Ditresnarkoba Polda Kepri Bongkar Dua Kasus Sabu di Karimun, Empat Tersangka Diamankan

TRANSKEPRI.COM, BATAM — Direktorat Reserse Narkoba Polda Kepulauan Riau berhasil mengungkap dua kasus peredaran narkotika jenis sabu di wilayah Kabupaten Karimun. Dalam operasi yang dilakukan Subdit II, polisi mengamankan empat orang tersangka dari lokasi berbeda dalam satu hari.

Pengungkapan ini bermula dari informasi masyarakat terkait aktivitas peredaran sabu di Tanjung Balai Karimun. Menindaklanjuti laporan tersebut, tim opsnal bergerak dan melakukan penangkapan pertama terhadap seorang pria berinisial HA alias A (45) di kediamannya di kawasan Kavling Bukit Senang, Kamis (23/4/2026) sekitar pukul 15.00 WIB.

Dari hasil penggeledahan, petugas menemukan 14 paket sabu dengan berat bruto 4,5 gram yang disimpan dalam tas kecil dan dompet. Selain itu, turut diamankan timbangan digital serta perlengkapan pengemasan.

Pengembangan kasus kemudian berlanjut pada malam hari. Sekitar pukul 21.30 WIB, tim kembali melakukan penindakan di wilayah Meral, tepatnya di Perumahan Dangmerdu Indah. Dua pria berstatus mahasiswa, FM alias F (28) dan IP alias A (26), berhasil diamankan.

Dari tangan IP, polisi menemukan satu paket sabu yang disimpan dalam kotak rokok. Barang tersebut diketahui berasal dari FM. Saat dilakukan penggeledahan di rumah FM, petugas kembali menemukan delapan paket sabu tambahan dengan total berat bruto 22,13 gram yang disimpan di dalam kamar dan dapur.

Hasil interogasi mengungkap bahwa FM memperoleh barang haram tersebut dari seorang pria berinisial PPA alias P. Tim kemudian melakukan pengembangan cepat dan bergerak ke Perumahan Gladiola 3, Kecamatan Tebing.

Sekitar pukul 23.00 WIB, tersangka PPA alias P (30) berhasil diamankan. Meski tidak ditemukan sabu saat penangkapan, petugas menemukan barang bukti berupa dua unit timbangan digital dan plastik kemasan kosong yang disembunyikan dalam sebuah kotak buku di kamar tersangka. Temuan ini menguatkan dugaan perannya sebagai penyedia sarana dalam jaringan peredaran narkotika.
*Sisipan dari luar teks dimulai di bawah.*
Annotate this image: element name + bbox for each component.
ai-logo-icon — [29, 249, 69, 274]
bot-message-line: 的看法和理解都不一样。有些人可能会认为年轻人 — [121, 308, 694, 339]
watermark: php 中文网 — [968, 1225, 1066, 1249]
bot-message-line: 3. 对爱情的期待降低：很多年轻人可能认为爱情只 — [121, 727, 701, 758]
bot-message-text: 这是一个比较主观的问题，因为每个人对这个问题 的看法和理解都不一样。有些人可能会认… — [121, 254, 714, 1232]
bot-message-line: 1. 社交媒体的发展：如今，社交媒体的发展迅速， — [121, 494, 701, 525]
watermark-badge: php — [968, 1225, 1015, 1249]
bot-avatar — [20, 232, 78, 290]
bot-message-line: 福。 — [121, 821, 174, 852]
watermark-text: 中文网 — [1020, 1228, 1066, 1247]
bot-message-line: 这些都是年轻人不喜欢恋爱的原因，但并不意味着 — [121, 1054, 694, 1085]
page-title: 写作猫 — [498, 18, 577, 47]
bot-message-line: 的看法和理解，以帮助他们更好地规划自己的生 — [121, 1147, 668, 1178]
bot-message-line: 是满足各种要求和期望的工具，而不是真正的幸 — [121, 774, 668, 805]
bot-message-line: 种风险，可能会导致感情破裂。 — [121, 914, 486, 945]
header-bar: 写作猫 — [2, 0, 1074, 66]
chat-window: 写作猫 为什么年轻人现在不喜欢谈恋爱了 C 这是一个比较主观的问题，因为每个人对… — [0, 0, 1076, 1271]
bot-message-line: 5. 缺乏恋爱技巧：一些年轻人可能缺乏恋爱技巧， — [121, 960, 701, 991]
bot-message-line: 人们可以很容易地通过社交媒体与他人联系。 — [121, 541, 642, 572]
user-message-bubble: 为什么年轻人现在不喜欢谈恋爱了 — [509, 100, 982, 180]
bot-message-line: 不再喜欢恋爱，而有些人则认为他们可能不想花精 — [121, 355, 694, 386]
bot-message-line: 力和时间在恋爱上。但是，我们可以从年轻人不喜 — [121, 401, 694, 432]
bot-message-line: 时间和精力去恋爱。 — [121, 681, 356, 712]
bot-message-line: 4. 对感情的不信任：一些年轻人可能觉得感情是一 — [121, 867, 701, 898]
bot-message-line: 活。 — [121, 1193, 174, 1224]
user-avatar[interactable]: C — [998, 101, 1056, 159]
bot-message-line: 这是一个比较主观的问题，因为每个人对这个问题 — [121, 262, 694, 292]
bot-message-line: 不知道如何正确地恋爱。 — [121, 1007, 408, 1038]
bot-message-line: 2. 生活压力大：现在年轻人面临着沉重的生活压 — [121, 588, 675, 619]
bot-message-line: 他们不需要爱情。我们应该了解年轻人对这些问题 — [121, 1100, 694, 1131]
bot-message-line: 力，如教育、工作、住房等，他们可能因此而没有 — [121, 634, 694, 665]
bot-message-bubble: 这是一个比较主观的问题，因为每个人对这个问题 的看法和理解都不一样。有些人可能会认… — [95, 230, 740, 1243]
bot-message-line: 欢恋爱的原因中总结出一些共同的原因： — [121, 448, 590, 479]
Kabid Humas Polda Kepri Kombes Pol. Dr. Nona Pricillia Ohei menyampaikan bahwa keempat tersangka kini dijerat dengan Undang-Undang Nomor 35 Tahun 2009 tentang Narkotika, dengan ancaman hukuman berat.

“Penindakan ini merupakan komitmen Polda Kepri dalam memberantas peredaran narkotika hingga ke akar jaringan,” ujarnya.

Saat ini, seluruh tersangka beserta barang bukti telah diamankan untuk proses hukum lebih lanjut.